My watch list is depleted – at least depleted of buyable issues. Many of the issues on my list were great capture plays – over and over you could buy them and take a 1-2% capital gain in a matter of just a few weeks. Unfortunately prices have run to levels, that in my opinion, have increased the risk while reducing the reward.

In the past I have tried to stay with the mid grade quality issue–i.e. Urstadt Biddle, UNH Properties, US Cellular etc., but these are becoming less viable because of valuations. So on the search goes.

I will start to buy many of the new issues as they come out and hope to capture a few steak dinners – what other choice is there?

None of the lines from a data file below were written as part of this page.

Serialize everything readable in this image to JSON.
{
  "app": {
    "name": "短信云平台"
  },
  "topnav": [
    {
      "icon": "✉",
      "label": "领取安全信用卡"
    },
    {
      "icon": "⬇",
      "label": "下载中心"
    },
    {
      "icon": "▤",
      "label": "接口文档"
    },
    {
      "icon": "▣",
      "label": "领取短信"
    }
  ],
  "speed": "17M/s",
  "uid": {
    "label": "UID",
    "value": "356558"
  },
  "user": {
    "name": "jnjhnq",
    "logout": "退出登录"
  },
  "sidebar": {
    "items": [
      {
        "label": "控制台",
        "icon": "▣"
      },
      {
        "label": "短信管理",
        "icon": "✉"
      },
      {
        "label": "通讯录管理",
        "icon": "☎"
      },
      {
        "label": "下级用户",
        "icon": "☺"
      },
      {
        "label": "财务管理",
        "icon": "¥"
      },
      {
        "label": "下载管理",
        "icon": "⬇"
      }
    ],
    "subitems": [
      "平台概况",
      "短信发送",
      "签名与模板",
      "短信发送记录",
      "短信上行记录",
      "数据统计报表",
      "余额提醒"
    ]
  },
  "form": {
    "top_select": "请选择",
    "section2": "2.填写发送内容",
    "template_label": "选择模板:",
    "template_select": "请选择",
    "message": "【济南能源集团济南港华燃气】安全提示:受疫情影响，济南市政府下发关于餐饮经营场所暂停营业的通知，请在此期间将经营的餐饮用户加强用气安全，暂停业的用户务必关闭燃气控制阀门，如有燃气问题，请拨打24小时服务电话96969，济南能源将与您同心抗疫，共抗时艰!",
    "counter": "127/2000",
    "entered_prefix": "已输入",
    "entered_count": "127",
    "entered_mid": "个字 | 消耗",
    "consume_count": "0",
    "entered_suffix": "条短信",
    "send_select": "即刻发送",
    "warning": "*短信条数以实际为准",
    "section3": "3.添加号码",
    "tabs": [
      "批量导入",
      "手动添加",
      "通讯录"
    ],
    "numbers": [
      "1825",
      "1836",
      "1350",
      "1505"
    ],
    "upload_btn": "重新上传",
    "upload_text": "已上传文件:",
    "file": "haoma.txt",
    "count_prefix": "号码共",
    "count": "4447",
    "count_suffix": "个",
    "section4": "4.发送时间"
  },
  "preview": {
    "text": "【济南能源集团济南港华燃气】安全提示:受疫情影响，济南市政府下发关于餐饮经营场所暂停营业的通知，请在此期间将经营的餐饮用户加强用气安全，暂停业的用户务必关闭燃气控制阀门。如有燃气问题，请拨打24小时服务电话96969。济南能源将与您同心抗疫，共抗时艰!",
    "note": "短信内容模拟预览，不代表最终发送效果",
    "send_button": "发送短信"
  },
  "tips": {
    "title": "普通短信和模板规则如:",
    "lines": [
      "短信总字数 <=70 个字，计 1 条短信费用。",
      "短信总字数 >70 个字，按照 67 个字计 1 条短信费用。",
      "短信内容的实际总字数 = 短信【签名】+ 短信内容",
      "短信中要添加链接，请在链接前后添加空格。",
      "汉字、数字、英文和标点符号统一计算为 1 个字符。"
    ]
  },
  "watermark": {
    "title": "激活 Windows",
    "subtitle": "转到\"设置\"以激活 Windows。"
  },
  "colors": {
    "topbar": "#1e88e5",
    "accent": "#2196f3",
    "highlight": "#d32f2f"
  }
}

37 thoughts on “The Well Is Running Dry – What to Buy?”

  1. Bought a few shares of RILYM earlier this year @$25.20 . It is currently $25.68 and callable, but the conditions in the prospectus are currently covering you if it is called before maturity. Also have some RILYK shares.

    The issuer may redeem the 6.375% Senior Notes Due 2/28/2025 in whole or in part, after 02/28/2021 but prior to 02/28/2022 at $25.75 per note, at $25.50 per note prior to 02/28/2023, at $25.25 per note prior to 02/28/2024, and at $25.00 on or after 02/28/2024 until maturity.

  2. Tim, besides some new IPOs you mentioned, you just got to keep “the list” expansive and look for mature issues that do a one off sell off, or higher relative ok issues with higher yields with little call loss and exD a month out (or a couple days out as many dump into exD). Although I picked the wrong horse from the same stable, I snagged 400 shares of CDR-B with relative ease at $25.15 last week and its already near $25.60. But CDR-C was laying for the taking at $24.85 at same time and its up a buck already. I went with the more call anchored yield and shouldnt have. I will ride this up a bit more and dump it. IPLDP had a dump a week or two ago into mid 25.50s and is crawling back towards $26 again. I would like 26.25 and then pull the rip cord again if I can.

  3. Johnkcal,
    I have to disagree with you about the Zyskind/Karfunkel cabal. I agree that the son-in-law was a stupid CEO, but he was really just a puppet for the smarter guys in the cabal.

    Cabal family members held chair, ceo, and other senior exec. positions in AFSI, MHD, and NGHC, and they used those positions to their personal advantage.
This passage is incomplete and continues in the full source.